Though the nonpartisan race featured two ostensibly liberal Democratic challengers vying for an influential, albeit “soft power” job as head of the California Department of Education, the candidates campaigned from opposite sides of a vast ideological divide. Progressive Assemblymember and former social worker Tony Thurmond, who was backed by teachers and around $13 million in union independent expenditures, ran as a champion of low-income families and as the best bet for traditional neighborhood public schools, operating in fiscally strained districts, to get the resources they need to succeed. (Disclosure: Teachers unions that supported Thurmond are financial supporters of this website.)
Former charter school operator and businessman Marshall Tuck was making his second try for state schools chief after being defeated by incumbent Tom Torlakson in 2014 by some 260,000 votes. In that race, Tuck’s embrace of charter schools and the Vergara v. California lawsuit’s attack against teacher workplace protections earned him the support of the charter school lobby — and a then-record breaking $10.4 million in super PAC spending by some “school choice” billionaires. This time out, two billionaire PACs upped that ante to a titanic $28.8 million, which together with a strategy of appealing to Republicans and the California Trump base, today gives Tuck a 1.4 percent edge over Thurmond.

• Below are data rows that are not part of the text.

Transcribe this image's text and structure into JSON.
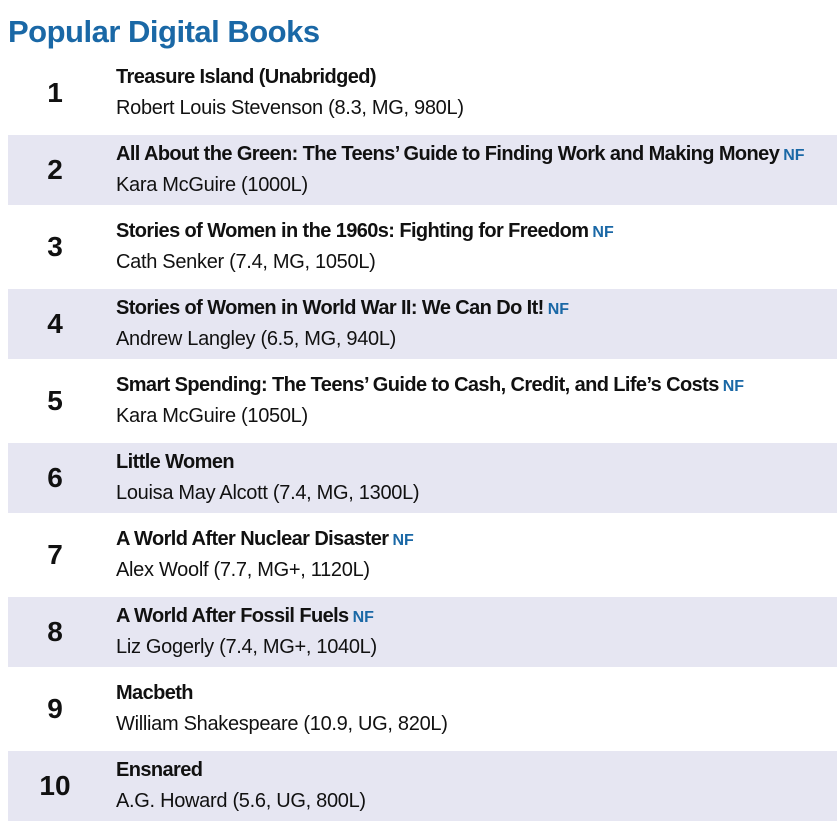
{
  "header": {
    "title": "Popular Digital Books"
  },
  "books": [
    {
      "rank": "1",
      "title": "Treasure Island (Unabridged)",
      "nf": "",
      "author": "Robert Louis Stevenson (8.3, MG, 980L)"
    },
    {
      "rank": "2",
      "title": "All About the Green: The Teens’ Guide to Finding Work and Making Money",
      "nf": "NF",
      "author": "Kara McGuire (1000L)"
    },
    {
      "rank": "3",
      "title": "Stories of Women in the 1960s: Fighting for Freedom",
      "nf": "NF",
      "author": "Cath Senker (7.4, MG, 1050L)"
    },
    {
      "rank": "4",
      "title": "Stories of Women in World War II: We Can Do It!",
      "nf": "NF",
      "author": "Andrew Langley (6.5, MG, 940L)"
    },
    {
      "rank": "5",
      "title": "Smart Spending: The Teens’ Guide to Cash, Credit, and Life’s Costs",
      "nf": "NF",
      "author": "Kara McGuire (1050L)"
    },
    {
      "rank": "6",
      "title": "Little Women",
      "nf": "",
      "author": "Louisa May Alcott (7.4, MG, 1300L)"
    },
    {
      "rank": "7",
      "title": "A World After Nuclear Disaster",
      "nf": "NF",
      "author": "Alex Woolf (7.7, MG+, 1120L)"
    },
    {
      "rank": "8",
      "title": "A World After Fossil Fuels",
      "nf": "NF",
      "author": "Liz Gogerly (7.4, MG+, 1040L)"
    },
    {
      "rank": "9",
      "title": "Macbeth",
      "nf": "",
      "author": "William Shakespeare (10.9, UG, 820L)"
    },
    {
      "rank": "10",
      "title": "Ensnared",
      "nf": "",
      "author": "A.G. Howard (5.6, UG, 800L)"
    }
  ],
  "colors": {
    "heading": "#1a68a6",
    "nf_badge": "#1a68a6",
    "alt_row": "#e6e6f2",
    "text": "#111111"
  }
}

Even should Tuck ultimately prevail, it will put him at odds with much of the K-12 education agenda of governor-elect Gavin Newsom, who campaigned on a pledge of greater charter accountability and transparency. During the primary season, Newsom earned the bitter enmity of the charter industry by supporting curbs on its unregulated proliferation. With nearly 1,300 schools and a deregulation climate that has invited fraud and been likened to the Wild West, California is already the largest charter state in the nation, albeit with little unambiguous evidence that the schools are delivering promised equity for the state’s most disadvantaged students.